Belki bunların yanında iki konu hepten fuzuli gibi görünür. Bunlardan biri Kemalizm, diğeri de homofobi. Kemal Tahir’in bu noktalarda da bir dönem gelip eleştirileceği aşikâr. Ancak Haremde Dört Kadın’daki lezbiyenlik değinisi nasıl, ne biçimde değerlendirilecek meçhul. Hele bir de bu doğrultudaki köy romanları. Yeni metinlerle karşılaştırılarak mı acaba? Aynı şekilde Kemalizm konusundaki yaklaşımının karartılması herhalde en erken dönemde Mete Tunçay’a musallat olan ve sonraki liberal solculara sirayet eden Kemal Tahir kompleksinden kaynaklanıyor bir ölçüde. Bir ölçüde de Kemalizm konusunda son dönemde beliren kısmi olumlu yaklaşımdan.
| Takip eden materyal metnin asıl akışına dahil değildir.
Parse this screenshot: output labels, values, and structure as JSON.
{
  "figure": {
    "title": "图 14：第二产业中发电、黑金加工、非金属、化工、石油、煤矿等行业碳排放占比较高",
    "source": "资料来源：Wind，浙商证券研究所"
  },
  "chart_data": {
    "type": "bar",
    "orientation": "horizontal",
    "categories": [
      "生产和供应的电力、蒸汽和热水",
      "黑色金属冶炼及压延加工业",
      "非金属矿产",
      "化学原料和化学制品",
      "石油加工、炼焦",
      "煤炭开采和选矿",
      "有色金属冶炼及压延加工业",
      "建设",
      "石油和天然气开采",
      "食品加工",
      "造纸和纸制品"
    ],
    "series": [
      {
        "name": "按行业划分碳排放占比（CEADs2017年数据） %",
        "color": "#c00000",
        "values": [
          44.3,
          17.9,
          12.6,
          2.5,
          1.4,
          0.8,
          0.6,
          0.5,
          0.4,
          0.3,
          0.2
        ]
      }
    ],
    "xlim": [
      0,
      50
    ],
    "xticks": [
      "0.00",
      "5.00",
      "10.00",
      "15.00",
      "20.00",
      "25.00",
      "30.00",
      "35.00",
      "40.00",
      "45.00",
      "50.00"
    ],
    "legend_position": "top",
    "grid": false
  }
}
Bunun izdüşümlerini uzun vadede kaleme alınacak yazılarda tam tekmil görmek mümkün olacak gibi görünüyor. Kemal Tahir eleştirilerinin temel mantığı AK Parti’nin son 10 senelik sürecine gömülmüş vaziyette. Böylesi bir mantaliteye kilitlenmiş eleştiriyi gerçeklikle eşleştirmenin ise mümkünatı yok. Bir de liberal solcular dışındaki solcularda daha fazla potansiyel var. Onların eleştirileri çok daha sahici ve samimi olur gibi geliyor. Onların içinde de Seyyit Nezir’in yazdıkları çok daha sahici, çok daha samimi ve çok daha gerçekçi.
Yukarıdaki satırları yazıp metni kabaca hal yoluna koyduğum gün Ankara’ya yeni intikal eden derginin Kemal Tahir sayısının 40 yıllık yazıcılık hayatında bir şeyin tespitiyle savunusunun arasındaki farkı anlayamayan şefiyle tesadüfen Dost Kitabevi’nde karşılaştım (9 Aralık 2023). Olağanüstü kibar hal hatır sorma teatisinden sonra konuya girerek “Turpun büyüğü heybede” dedi. Ben de tam o dakikada bu yazının başlığına “Turpun büyüğü heybede” lafzını eklemenin konuyu anlamanın yolunu daha bir açacağını düşündüm.
__
¹Kurtuluş Kayalı, “Kemal Tahir’in Cumhuriyet Dönemini Okuma Eylemi Üzerine Bazı Düşünceler”, Vakıfbank Kültür Yay., İstanbul, 2023, s.100.